Blog/09 juillet 2026·3 min

PME marocaines : comment se préparer à la facture électronique DGI

Votre échéance est probablement janvier 2027 — mais la préparation commence maintenant. Données à fiabiliser, processus à revoir, questions à poser à votre éditeur de logiciel : un plan d'action concret, sans jargon.

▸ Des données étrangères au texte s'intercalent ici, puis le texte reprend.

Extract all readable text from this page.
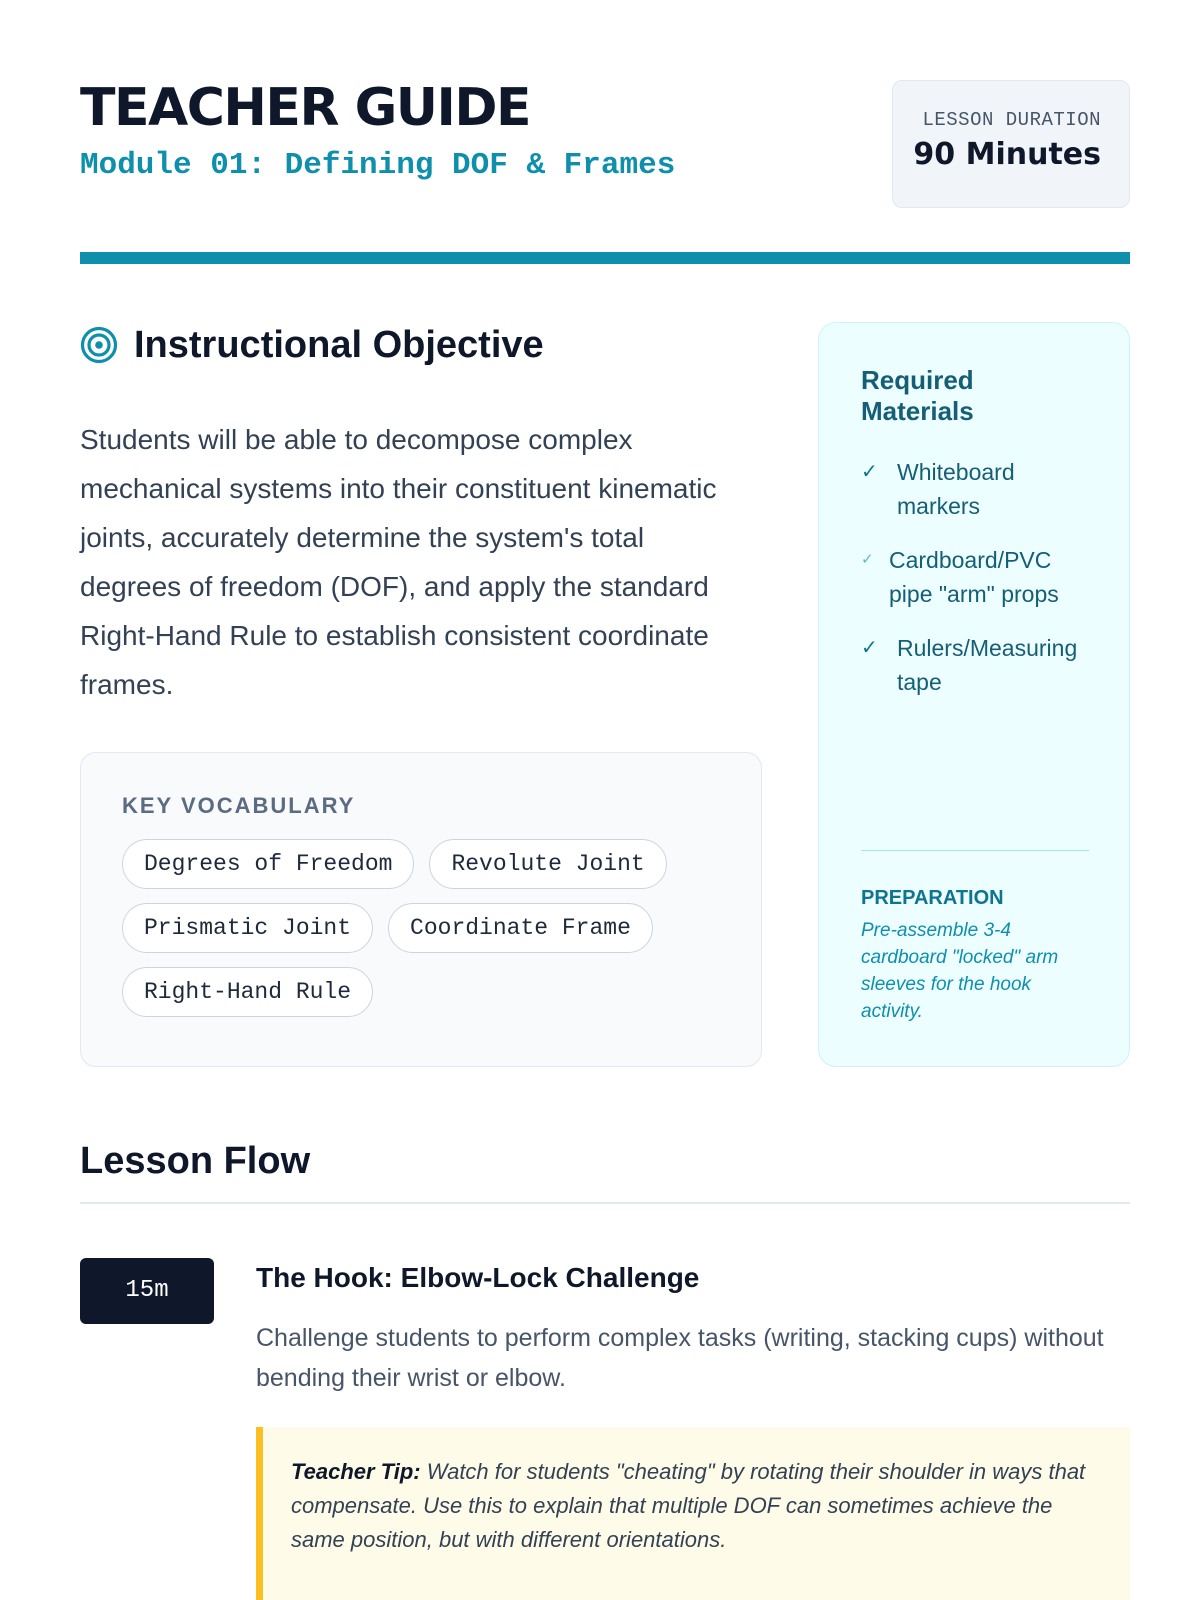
TEACHER GUIDE
Module 01: Defining DOF & Frames
LESSON DURATION
90 Minutes
Instructional Objective

Students will be able to decompose complex mechanical systems into their constituent kinematic joints, accurately determine the system's total degrees of freedom (DOF), and apply the standard Right-Hand Rule to establish consistent coordinate frames.

KEY VOCABULARY
Degrees of Freedom	Revolute Joint
Prismatic Joint	Coordinate Frame
Right-Hand Rule
Required Materials
✓ Whiteboard markers
✓ Cardboard/PVC pipe "arm" props
✓ Rulers/Measuring tape
PREPARATION

Pre-assemble 3-4 cardboard "locked" arm sleeves for the hook activity.

Lesson Flow
15m	The Hook: Elbow-Lock Challenge

Challenge students to perform complex tasks (writing, stacking cups) without bending their wrist or elbow.

Teacher Tip: Watch for students "cheating" by rotating their shoulder in ways that compensate. Use this to explain that multiple DOF can sometimes achieve the same position, but with different orientations.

Si votre entreprise réalise moins de 10 millions de dirhams de chiffre d'affaires, votre obligation d'émettre des factures électroniques arrive au 1er janvier 2027 (dès lors que votre chiffre d'affaires dépasse 500 000 DH). Cela peut sembler loin. Ce ne l'est pas : les entreprises qui ont vécu les premières vagues — grandes entreprises en janvier 2026, entreprises moyennes en juillet 2026 — confirment toutes la même chose : le plus long n'est pas l'outil, c'est la mise à niveau des données et des habitudes.

Voici un plan de préparation en cinq chantiers.

1. Fiabilisez vos données clients et fournisseurs

Une facture électronique validée par la DGI exige des identifiants exacts : ICE (Identifiant Commun de l'Entreprise), identifiant fiscal (IF), raison sociale exacte, adresse. Une base clients où l'ICE manque ou est erroné bloquera vos factures au moment de la validation. Commencez dès maintenant :

  • exportez votre base clients et repérez les fiches sans ICE ou sans IF ;
  • corrigez au fil de l'eau, à chaque nouvelle commande ;
  • faites de l'ICE un champ obligatoire dans votre processus de création de client.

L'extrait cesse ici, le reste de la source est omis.